Felser had requested the appointment roughly two weeks earlier through the German embassy, people familiar with the arrangements on both the U.S. and German side said. The conversation focused on the new U.S. National Security Strategy and Washington’s expectations that Germany take on a greater leadership role in European defense.
The AfD has surged in popularity and is now Germany’s most popular party, according to POLITICO’s poll of polls. Last year, Vice President JD Vance sharply criticized European centrists for excluding the far right and later met with AfD national co-leader Alice Weidel.
Felser told POLITICO that Washington’s willingness to meet him showed the U.S. was not “falling for” what he called the coalition’s attempt to sideline the AfD, adding that the “channel of conversation” the U.S. had opened amounted to “important support” for his party.
Speaking about the Pentagon meeting, a Department of Defense official said that its officials “meet with allied parliamentarians regularly to discuss defense issues of mutual concern.”
Both Felser and Gerald Otten, the other AfD politician who was present in Washington with the parliamentary delegation, said that U.S. officials had over the last months actively reached out to their party to establish whether future cooperation would be viable.
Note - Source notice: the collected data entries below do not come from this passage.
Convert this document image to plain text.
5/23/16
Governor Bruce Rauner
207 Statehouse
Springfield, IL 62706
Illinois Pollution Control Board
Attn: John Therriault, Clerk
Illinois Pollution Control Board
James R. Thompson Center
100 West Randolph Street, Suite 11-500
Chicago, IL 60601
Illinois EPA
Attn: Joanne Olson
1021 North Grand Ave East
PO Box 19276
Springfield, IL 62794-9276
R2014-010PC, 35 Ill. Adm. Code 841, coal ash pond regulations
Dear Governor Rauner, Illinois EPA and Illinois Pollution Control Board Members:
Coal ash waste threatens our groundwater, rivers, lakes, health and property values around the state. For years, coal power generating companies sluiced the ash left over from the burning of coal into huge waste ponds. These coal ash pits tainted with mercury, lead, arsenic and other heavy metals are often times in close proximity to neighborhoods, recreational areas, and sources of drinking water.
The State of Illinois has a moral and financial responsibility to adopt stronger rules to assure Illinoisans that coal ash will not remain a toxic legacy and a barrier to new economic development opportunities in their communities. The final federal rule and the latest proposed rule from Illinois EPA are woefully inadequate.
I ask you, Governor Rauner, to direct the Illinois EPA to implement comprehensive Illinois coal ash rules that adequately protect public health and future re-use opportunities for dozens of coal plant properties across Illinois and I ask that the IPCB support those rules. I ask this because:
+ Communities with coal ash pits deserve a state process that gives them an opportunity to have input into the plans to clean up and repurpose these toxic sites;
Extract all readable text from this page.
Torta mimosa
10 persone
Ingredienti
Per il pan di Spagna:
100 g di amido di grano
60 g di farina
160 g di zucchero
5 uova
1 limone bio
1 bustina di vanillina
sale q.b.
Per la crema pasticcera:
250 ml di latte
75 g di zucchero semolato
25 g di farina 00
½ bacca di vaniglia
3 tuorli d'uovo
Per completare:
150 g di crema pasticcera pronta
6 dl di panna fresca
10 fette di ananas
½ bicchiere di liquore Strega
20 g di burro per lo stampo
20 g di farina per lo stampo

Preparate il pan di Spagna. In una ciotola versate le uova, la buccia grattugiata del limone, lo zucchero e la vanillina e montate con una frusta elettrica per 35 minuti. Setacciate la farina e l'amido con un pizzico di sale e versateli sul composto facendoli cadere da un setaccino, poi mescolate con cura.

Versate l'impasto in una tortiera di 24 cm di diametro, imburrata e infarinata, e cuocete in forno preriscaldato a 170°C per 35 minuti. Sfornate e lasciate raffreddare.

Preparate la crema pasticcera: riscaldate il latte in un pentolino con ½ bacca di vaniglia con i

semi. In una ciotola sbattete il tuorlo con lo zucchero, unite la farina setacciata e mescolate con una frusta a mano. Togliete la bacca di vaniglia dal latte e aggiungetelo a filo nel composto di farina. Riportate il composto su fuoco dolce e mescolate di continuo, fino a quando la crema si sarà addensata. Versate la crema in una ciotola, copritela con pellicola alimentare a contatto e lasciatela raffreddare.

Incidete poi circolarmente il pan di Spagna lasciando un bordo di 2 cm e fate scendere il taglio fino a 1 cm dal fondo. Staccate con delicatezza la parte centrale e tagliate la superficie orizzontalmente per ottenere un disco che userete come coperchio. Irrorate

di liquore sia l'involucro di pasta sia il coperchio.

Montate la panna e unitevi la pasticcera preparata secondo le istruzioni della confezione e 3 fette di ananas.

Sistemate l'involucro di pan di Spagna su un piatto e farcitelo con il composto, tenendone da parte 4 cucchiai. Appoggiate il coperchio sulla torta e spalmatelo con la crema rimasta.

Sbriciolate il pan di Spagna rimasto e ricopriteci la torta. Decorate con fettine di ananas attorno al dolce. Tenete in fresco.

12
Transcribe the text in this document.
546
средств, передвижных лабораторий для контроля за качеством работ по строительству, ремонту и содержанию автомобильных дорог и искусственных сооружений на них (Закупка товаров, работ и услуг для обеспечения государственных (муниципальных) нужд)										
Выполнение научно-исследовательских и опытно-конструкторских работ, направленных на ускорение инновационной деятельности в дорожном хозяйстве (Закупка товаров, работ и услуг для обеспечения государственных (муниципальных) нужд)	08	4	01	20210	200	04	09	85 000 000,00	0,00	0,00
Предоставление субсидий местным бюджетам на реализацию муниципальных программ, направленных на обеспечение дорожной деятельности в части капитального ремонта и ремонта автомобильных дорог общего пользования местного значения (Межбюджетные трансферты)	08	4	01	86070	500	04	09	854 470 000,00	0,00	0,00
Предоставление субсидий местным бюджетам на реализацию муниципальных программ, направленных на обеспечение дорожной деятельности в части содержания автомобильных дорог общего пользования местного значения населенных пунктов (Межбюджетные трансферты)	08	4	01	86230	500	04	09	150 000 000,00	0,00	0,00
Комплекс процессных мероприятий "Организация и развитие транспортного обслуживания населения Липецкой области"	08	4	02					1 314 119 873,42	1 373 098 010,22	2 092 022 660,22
For now, the conversations revolved around pinning down the AfD’s positions on a range of issues that included the EU, NATO, and the promise of NATO member countries to increase defense spending to 5 percent of GDP.
Back in Berlin, Röttgen told reporters he had been surprised at what he described as the “entrenched, virtually impenetrable worldview” of members of the pro-Trump MAGA camp — including the diplomats, politicians and lobbyists the German delegation had met over a lunch in the U.S. That was something, Röttgen said, he had “never encountered in all the years I have traveled to Washington.”